Friday, November 18, 2011


This is probably one of those "you had to be there" stories but I hope I can convey a bit of the hilarity without offending anyone.
I am in Pittsburgh doing some errands for work, one stop was the Dept of Revenue office.  I needed to use the restroom before I left so I asked if a public facility was nearby, "Just down the hall to the right", I was told.  The halls in this building are quiet, so quiet that my sneakers sounded like stacked pumps as I walked down the hall to the right. 
I am in the stall, doing the things you do there.  Upon completion of the tasks, I reach for the tissue and notice that a nearly empty roll is laying atop the fixture.  I am someone who uses all of the tissue on a roll, so I pick it up, place two of my fingers inside the paper tube to help unravel the tissue.  As I make my first revolution around the partial roll, I sneeze.  I reflexively bring the hand with the tissue on it toward my mouth, in so doing, I knock the paper tube off my other hand.  The tube hits the floor flat, right in front of my feet and promptly rolls under the stall door out into the public restroom!! 
I look down at the tissue lying on the floor, like a "white carpet" path out of the stall and I begin to laugh, out loud.  What are the chances of that roll hitting perfectly flat on the floor and without so much as a whisper of wind, roll under the door and out of the stall?  
Still seated and needing tissue, I compose myself and gently tug on the tissue, hoping to pull the roll back into the stall.  It does not work, it does the exact opposite by unrolling more tissue, which moves the roll further away from the stall door.  I can't help myself, I begin to laugh again.  I laugh long enough to bring tears to my eyes and loud enough perhaps, in the funeral home like silence of the halls, to draw a crowd to the restroom door entrance.  I'm laughing again right now, it's still funny.

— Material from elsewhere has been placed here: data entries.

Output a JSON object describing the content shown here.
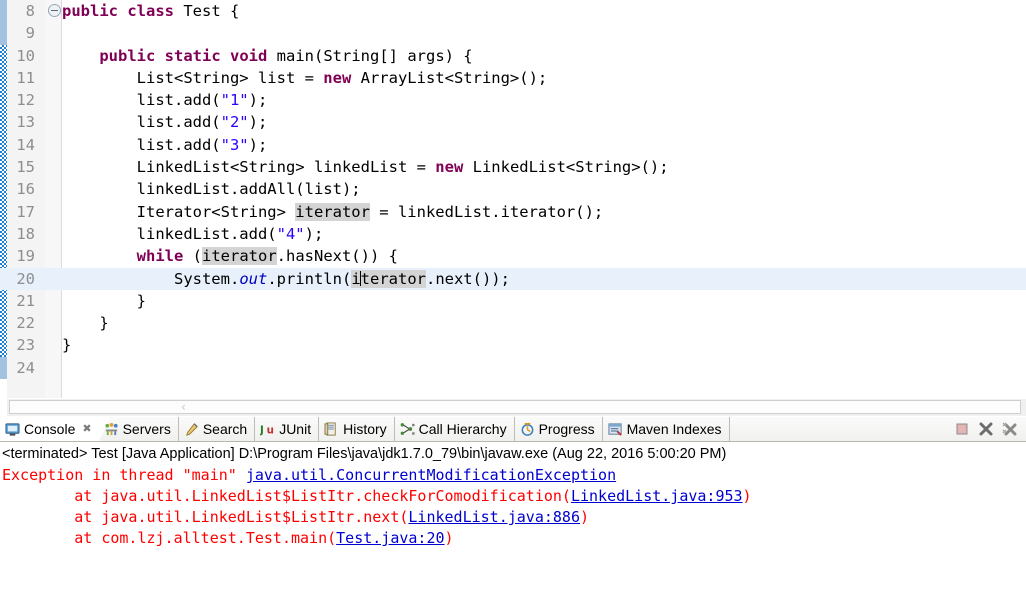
{
  "editor": {
    "first_visible_line": 8,
    "current_line": 20,
    "folded_marker_line": 10,
    "occurrence_highlight_token": "iterator",
    "lines": [
      {
        "num": "8",
        "segments": [
          {
            "t": "public",
            "c": "kw"
          },
          {
            "t": " ",
            "c": ""
          },
          {
            "t": "class",
            "c": "kw"
          },
          {
            "t": " Test {",
            "c": ""
          }
        ]
      },
      {
        "num": "9",
        "segments": [
          {
            "t": "",
            "c": ""
          }
        ]
      },
      {
        "num": "10",
        "segments": [
          {
            "t": "    ",
            "c": ""
          },
          {
            "t": "public",
            "c": "kw"
          },
          {
            "t": " ",
            "c": ""
          },
          {
            "t": "static",
            "c": "kw"
          },
          {
            "t": " ",
            "c": ""
          },
          {
            "t": "void",
            "c": "kw"
          },
          {
            "t": " main(String[] args) {",
            "c": ""
          }
        ]
      },
      {
        "num": "11",
        "segments": [
          {
            "t": "        List<String> list = ",
            "c": ""
          },
          {
            "t": "new",
            "c": "kw"
          },
          {
            "t": " ArrayList<String>();",
            "c": ""
          }
        ]
      },
      {
        "num": "12",
        "segments": [
          {
            "t": "        list.add(",
            "c": ""
          },
          {
            "t": "\"1\"",
            "c": "str"
          },
          {
            "t": ");",
            "c": ""
          }
        ]
      },
      {
        "num": "13",
        "segments": [
          {
            "t": "        list.add(",
            "c": ""
          },
          {
            "t": "\"2\"",
            "c": "str"
          },
          {
            "t": ");",
            "c": ""
          }
        ]
      },
      {
        "num": "14",
        "segments": [
          {
            "t": "        list.add(",
            "c": ""
          },
          {
            "t": "\"3\"",
            "c": "str"
          },
          {
            "t": ");",
            "c": ""
          }
        ]
      },
      {
        "num": "15",
        "segments": [
          {
            "t": "        LinkedList<String> linkedList = ",
            "c": ""
          },
          {
            "t": "new",
            "c": "kw"
          },
          {
            "t": " LinkedList<String>();",
            "c": ""
          }
        ]
      },
      {
        "num": "16",
        "segments": [
          {
            "t": "        linkedList.addAll(list);",
            "c": ""
          }
        ]
      },
      {
        "num": "17",
        "segments": [
          {
            "t": "        Iterator<String> ",
            "c": ""
          },
          {
            "t": "iterator",
            "c": "occ"
          },
          {
            "t": " = linkedList.iterator();",
            "c": ""
          }
        ]
      },
      {
        "num": "18",
        "segments": [
          {
            "t": "        linkedList.add(",
            "c": ""
          },
          {
            "t": "\"4\"",
            "c": "str"
          },
          {
            "t": ");",
            "c": ""
          }
        ]
      },
      {
        "num": "19",
        "segments": [
          {
            "t": "        ",
            "c": ""
          },
          {
            "t": "while",
            "c": "kw"
          },
          {
            "t": " (",
            "c": ""
          },
          {
            "t": "iterator",
            "c": "occ"
          },
          {
            "t": ".hasNext()) {",
            "c": ""
          }
        ]
      },
      {
        "num": "20",
        "segments": [
          {
            "t": "            System.",
            "c": ""
          },
          {
            "t": "out",
            "c": "fld"
          },
          {
            "t": ".println(",
            "c": ""
          },
          {
            "t": "i",
            "c": "occ"
          },
          {
            "t": "|CARET|",
            "c": "caret"
          },
          {
            "t": "terator",
            "c": "occ"
          },
          {
            "t": ".next());",
            "c": ""
          }
        ]
      },
      {
        "num": "21",
        "segments": [
          {
            "t": "        }",
            "c": ""
          }
        ]
      },
      {
        "num": "22",
        "segments": [
          {
            "t": "    }",
            "c": ""
          }
        ]
      },
      {
        "num": "23",
        "segments": [
          {
            "t": "}",
            "c": ""
          }
        ]
      },
      {
        "num": "24",
        "segments": [
          {
            "t": "",
            "c": ""
          }
        ]
      }
    ]
  },
  "console_panel": {
    "tabs": [
      {
        "label": "Console",
        "icon": "console-icon",
        "active": true,
        "closable": true
      },
      {
        "label": "Servers",
        "icon": "servers-icon",
        "active": false,
        "closable": false
      },
      {
        "label": "Search",
        "icon": "search-icon",
        "active": false,
        "closable": false
      },
      {
        "label": "JUnit",
        "icon": "junit-icon",
        "active": false,
        "closable": false
      },
      {
        "label": "History",
        "icon": "history-icon",
        "active": false,
        "closable": false
      },
      {
        "label": "Call Hierarchy",
        "icon": "call-hierarchy-icon",
        "active": false,
        "closable": false
      },
      {
        "label": "Progress",
        "icon": "progress-icon",
        "active": false,
        "closable": false
      },
      {
        "label": "Maven Indexes",
        "icon": "maven-indexes-icon",
        "active": false,
        "closable": false
      }
    ],
    "toolbar": [
      {
        "name": "terminate-button",
        "title": "Terminate"
      },
      {
        "name": "remove-button",
        "title": "Remove Launch"
      },
      {
        "name": "remove-all-button",
        "title": "Remove All Terminated Launches"
      }
    ],
    "launch_header": "<terminated> Test [Java Application] D:\\Program Files\\java\\jdk1.7.0_79\\bin\\javaw.exe (Aug 22, 2016 5:00:20 PM)",
    "output_lines": [
      {
        "parts": [
          {
            "t": "Exception in thread \"main\" ",
            "c": "err"
          },
          {
            "t": "java.util.ConcurrentModificationException",
            "c": "lnk"
          }
        ]
      },
      {
        "parts": [
          {
            "t": "        at java.util.LinkedList$ListItr.checkForComodification(",
            "c": "err"
          },
          {
            "t": "LinkedList.java:953",
            "c": "lnk"
          },
          {
            "t": ")",
            "c": "err"
          }
        ]
      },
      {
        "parts": [
          {
            "t": "        at java.util.LinkedList$ListItr.next(",
            "c": "err"
          },
          {
            "t": "LinkedList.java:886",
            "c": "lnk"
          },
          {
            "t": ")",
            "c": "err"
          }
        ]
      },
      {
        "parts": [
          {
            "t": "        at com.lzj.alltest.Test.main(",
            "c": "err"
          },
          {
            "t": "Test.java:20",
            "c": "lnk"
          },
          {
            "t": ")",
            "c": "err"
          }
        ]
      }
    ]
  },
  "colors": {
    "keyword": "#7f0055",
    "string": "#2a00ff",
    "field": "#0000c0",
    "error_text": "#ff0000",
    "link": "#0000d0",
    "current_line": "#e8f1fb",
    "occurrence": "#d4d4d4",
    "change_bar": "#1a7fd4"
  }
}
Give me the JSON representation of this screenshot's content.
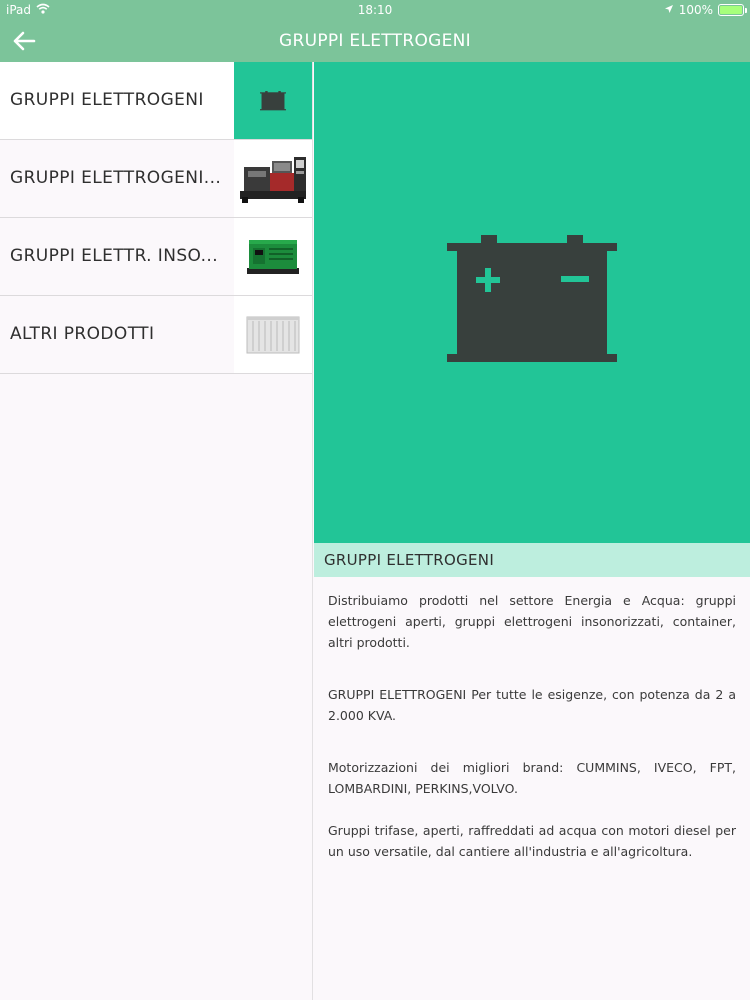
{
  "status_bar": {
    "device": "iPad",
    "time": "18:10",
    "battery": "100%"
  },
  "nav": {
    "title": "GRUPPI ELETTROGENI",
    "back_icon": "arrow-left-icon"
  },
  "sidebar": {
    "items": [
      {
        "label": "GRUPPI ELETTROGENI",
        "icon": "battery-icon",
        "active": true
      },
      {
        "label": "GRUPPI ELETTROGENI...",
        "icon": "open-generator-image"
      },
      {
        "label": "GRUPPI ELETTR. INSO...",
        "icon": "silent-generator-image"
      },
      {
        "label": "ALTRI PRODOTTI",
        "icon": "container-image"
      }
    ]
  },
  "detail": {
    "hero_icon": "battery-icon",
    "title": "GRUPPI ELETTROGENI",
    "paragraphs": [
      "Distribuiamo prodotti nel settore Energia e Acqua: gruppi elettrogeni aperti, gruppi elettrogeni insonorizzati, container, altri prodotti.",
      "GRUPPI ELETTROGENI Per tutte le esigenze, con potenza da 2 a 2.000 KVA.",
      "Motorizzazioni dei migliori brand: CUMMINS, IVECO, FPT, LOMBARDINI, PERKINS,VOLVO.",
      "Gruppi trifase, aperti, raffreddati ad acqua con motori diesel per un uso versatile, dal cantiere all'industria e all'agricoltura."
    ]
  },
  "colors": {
    "nav_bg": "#7cc49a",
    "accent": "#22c597",
    "header_bg": "#bdeede",
    "icon_dark": "#38403d"
  }
}
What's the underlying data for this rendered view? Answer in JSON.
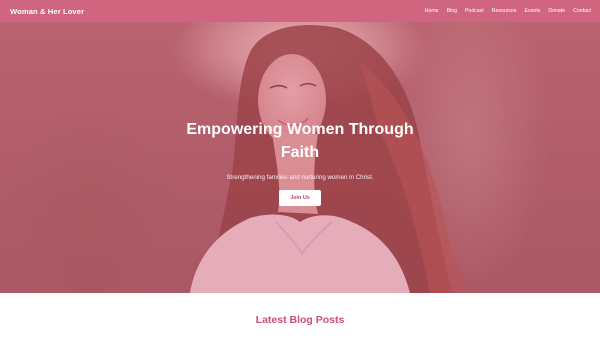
{
  "navbar": {
    "brand": "Woman & Her Lover",
    "links": [
      "Home",
      "Blog",
      "Podcast",
      "Resources",
      "Events",
      "Donate",
      "Contact"
    ]
  },
  "hero": {
    "title": "Empowering Women Through Faith",
    "subtitle": "Strengthening families and nurturing women in Christ.",
    "button": "Join Us"
  },
  "blog_section": {
    "title": "Latest Blog Posts"
  },
  "colors": {
    "primary_pink": "#d0657f",
    "overlay_pink": "#c84b6e",
    "heading_pink": "#cc4f75",
    "white": "#ffffff"
  }
}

Anyway, reality comes to my rescue.  I realize there is tissue on the roll in the fixture, I take some, do the appropriate hygiene and exit the stall.  I gather up the runaway roll, dispose of it, wash my hands, peak my head out the door, discover the coast is clear and run out of the building.
I hope your mind's eye can see (don't look at me!) a version of what I saw and laugh and not be offended by too much information.